O dilema das armas de fogo e do desarmamento e o populismo penal
O novo massacre ocorrido nos EUA, em Orlando, traz à baila um assunto que, para o controle da violência homicida, é significativamente um dos mais importantes. Neste sentido, tratar de tema deveras polêmico suscita cuidado de quem o reporta. Mas, num momento histórico onde, até mesmo nos Estados Unidos, o controle de armas de fogo passa a ser visto como prioridade, o tema volta à discussão pública no Brasil. Aqui, do ponto de vista epidemiológico, as armas de fogo são o principal vetor da violência letal. Segundo um estudo realizado pelas Nações Unidas em 2011, o Brasil é, entre todos os países com informações disponíveis, aquele onde a proporção de homicídios cometidos com armas de fogo é maior: 88%.
As armas de fogo não são a causa primordial da violência, porém, fazem com que esta tenha um impacto letal muito superior. Em outros termos, a letalidade das armas de fogo é muito superior a de qualquer outro tipo de arma ou instrumento de agressão (armas brancas, contundentes etc.).
Elas parecem ser condição necessária, ainda que não suficiente, para o surgimento de altas taxas de violência letal, particularmente nos países desenvolvidos. Ao contrário do que diz a indústria, a grande maioria das armas confiscadas pela polícia no Brasil são de fabricação nacional. Mais da metade das mesmas corresponde às marcas Taurus e Rossi, ambas propriedade da mesma empresa.
A maioria dessas armas confiscadas, ao contrário da imagem popular difundida pela imprensa e favorecida pelos fabricantes, não são armas automáticas de grande poder de fogo. Praticamente duas de cada três são revólveres, embora nos últimos anos seu peso relativo esteja diminuindo, enquanto o das pistolas tem aumentado.
Esses circuitos de armas legais e ilegais estão interligados e as armas legais representam uma das formas de suprimento de armas para o cometimento de crimes, através de vários canais, como: revenda de armas legais; extravio dessas armas; furto ou roubo delas; pessoas que não compram a arma com um propósito criminoso, porém, acabam perdendo a cabeça e usando-as de forma ilegal.

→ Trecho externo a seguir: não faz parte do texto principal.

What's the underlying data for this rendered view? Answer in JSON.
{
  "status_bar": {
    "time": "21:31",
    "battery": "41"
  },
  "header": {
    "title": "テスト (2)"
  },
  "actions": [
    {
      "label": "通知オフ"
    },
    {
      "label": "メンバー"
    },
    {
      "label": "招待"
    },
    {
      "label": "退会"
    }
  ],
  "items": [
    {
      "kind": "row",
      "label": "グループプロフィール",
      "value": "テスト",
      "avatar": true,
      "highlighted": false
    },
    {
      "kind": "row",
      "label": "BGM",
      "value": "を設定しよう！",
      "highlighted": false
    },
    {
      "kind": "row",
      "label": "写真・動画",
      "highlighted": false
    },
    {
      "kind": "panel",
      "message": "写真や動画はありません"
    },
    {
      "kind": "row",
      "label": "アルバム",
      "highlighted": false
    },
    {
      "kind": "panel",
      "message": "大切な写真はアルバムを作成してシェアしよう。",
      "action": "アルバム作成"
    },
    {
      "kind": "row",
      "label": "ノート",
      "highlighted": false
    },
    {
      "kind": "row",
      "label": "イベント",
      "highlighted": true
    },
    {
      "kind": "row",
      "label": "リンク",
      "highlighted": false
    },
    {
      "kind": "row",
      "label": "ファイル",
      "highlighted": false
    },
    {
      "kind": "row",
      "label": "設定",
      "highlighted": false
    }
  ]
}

Pesquisas na área mostram que não adianta muito delimitar com rigor o perfil das pessoas autorizadas a comprar ou transportar armas se, na verdade, elas são facilmente transferidas a terceiros sobre os quais não há nenhum controle ou requisito. Quando uma arma entra no mercado fica difícil garantir, apesar das restrições relativas aos legítimos proprietários, em que mãos ela acabará.
Enfim, a restrição ou eliminação do armamento em mãos da população civil não resolverá o problema da violência, porém, contribuirá para diminuir seu impacto letal. Além disso, a restrição das armas exclusivamente para os profissionais facilitará sua fiscalização, pois qualquer cidadão portador de uma arma que não seja um profissional da área da segurança poderá ser denunciado automaticamente por cometer um ato ilegal.
O problema envolve a discussão do pleno direito à defesa que os indivíduos possuem e que nosso Estado de Direito, ao menos principiologicamente, defende. Ao mesmo tempo em que uma sociedade armada leva ao aumento gradual da violência, seu pleno desarmamento se assemelha à lógicas autoritárias. Dilema cruel, principalmente com os dados de homicídios no Brasil.
Este problema deve ser enfrentado sem populismos, principalmente o penal, tão em voga.